Embora tivesse vendido leite de lã e sal de rocha, o pouco lucro serviu, antes de tudo, para comprar uma cama nova e proibir Motoca de pular nela novamente.

Uma vaca gigante custava vinte mil moedas da Liga. Parecia caro — o dobro do valor de um Carneiro de Sal —, mas considerando as taxas de importação e transporte, o preço era justo.

Além disso, diferente das ovelhas montaria, a vaca gigante é uma verdadeira produtora de leite: gera vinte litros de leite nutritivo por dia. Se o fazendeiro não ordenhá-la diariamente, ela se sente desconfortável.

O leite da vaca gigante é adocicado, apreciado por adultos e crianças; mesmo quem não gosta de leite costuma aceitá-lo em forma de iogurte. Para idosos e doentes, o leite nutritivo é a melhor bebida possível.

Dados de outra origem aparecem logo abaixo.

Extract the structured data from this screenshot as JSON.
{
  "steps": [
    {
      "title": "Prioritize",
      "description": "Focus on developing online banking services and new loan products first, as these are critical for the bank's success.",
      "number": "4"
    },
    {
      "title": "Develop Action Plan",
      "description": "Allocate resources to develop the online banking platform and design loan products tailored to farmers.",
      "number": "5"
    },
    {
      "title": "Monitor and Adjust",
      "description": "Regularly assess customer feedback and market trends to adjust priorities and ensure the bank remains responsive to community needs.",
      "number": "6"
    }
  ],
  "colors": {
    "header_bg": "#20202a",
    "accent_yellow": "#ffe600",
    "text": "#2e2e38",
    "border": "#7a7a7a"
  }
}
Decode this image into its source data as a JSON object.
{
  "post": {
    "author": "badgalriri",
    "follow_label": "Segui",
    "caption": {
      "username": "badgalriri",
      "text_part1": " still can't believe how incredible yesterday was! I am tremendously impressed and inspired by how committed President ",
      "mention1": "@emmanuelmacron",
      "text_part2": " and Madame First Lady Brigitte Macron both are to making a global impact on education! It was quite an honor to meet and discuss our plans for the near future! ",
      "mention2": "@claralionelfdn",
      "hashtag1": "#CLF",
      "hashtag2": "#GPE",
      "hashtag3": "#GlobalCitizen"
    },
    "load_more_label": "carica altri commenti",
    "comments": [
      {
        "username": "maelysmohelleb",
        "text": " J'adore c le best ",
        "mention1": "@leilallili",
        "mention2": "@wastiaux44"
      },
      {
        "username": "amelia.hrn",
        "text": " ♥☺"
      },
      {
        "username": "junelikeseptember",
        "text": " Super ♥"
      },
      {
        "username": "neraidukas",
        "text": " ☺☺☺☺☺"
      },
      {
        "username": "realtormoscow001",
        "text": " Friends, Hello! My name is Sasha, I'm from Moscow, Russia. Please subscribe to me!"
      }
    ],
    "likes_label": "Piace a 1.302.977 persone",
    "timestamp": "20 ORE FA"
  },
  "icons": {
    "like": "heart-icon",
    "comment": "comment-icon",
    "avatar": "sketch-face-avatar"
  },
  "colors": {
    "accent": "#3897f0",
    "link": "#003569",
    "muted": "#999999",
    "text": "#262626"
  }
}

Em todo lugar, circula o velho ditado: “Criança que cresce tomando leite da vaca gigante se torna saudável e forte.”

No mercado, uma garrafa comum de 500 ml do Leite Múuu custa 300 moedas da Liga; se for de maior qualidade, pode chegar a 500 moedas.

Naoki sabia preparar mingau que melhorava ainda mais o sabor do leite.

Calculando pelo valor máximo, uma vaca gigante produzindo vinte litros renderia vinte mil moedas por dia; em um mês, seiscentas mil moedas.

Se tivesse dez vacas desse tipo...

Os olhos de Naoki brilharam, imaginando notas da Liga flutuando à sua frente.

Estava rico!

Com dez vacas gigantes, em dois meses construiria uma mansão — era só questão de tempo.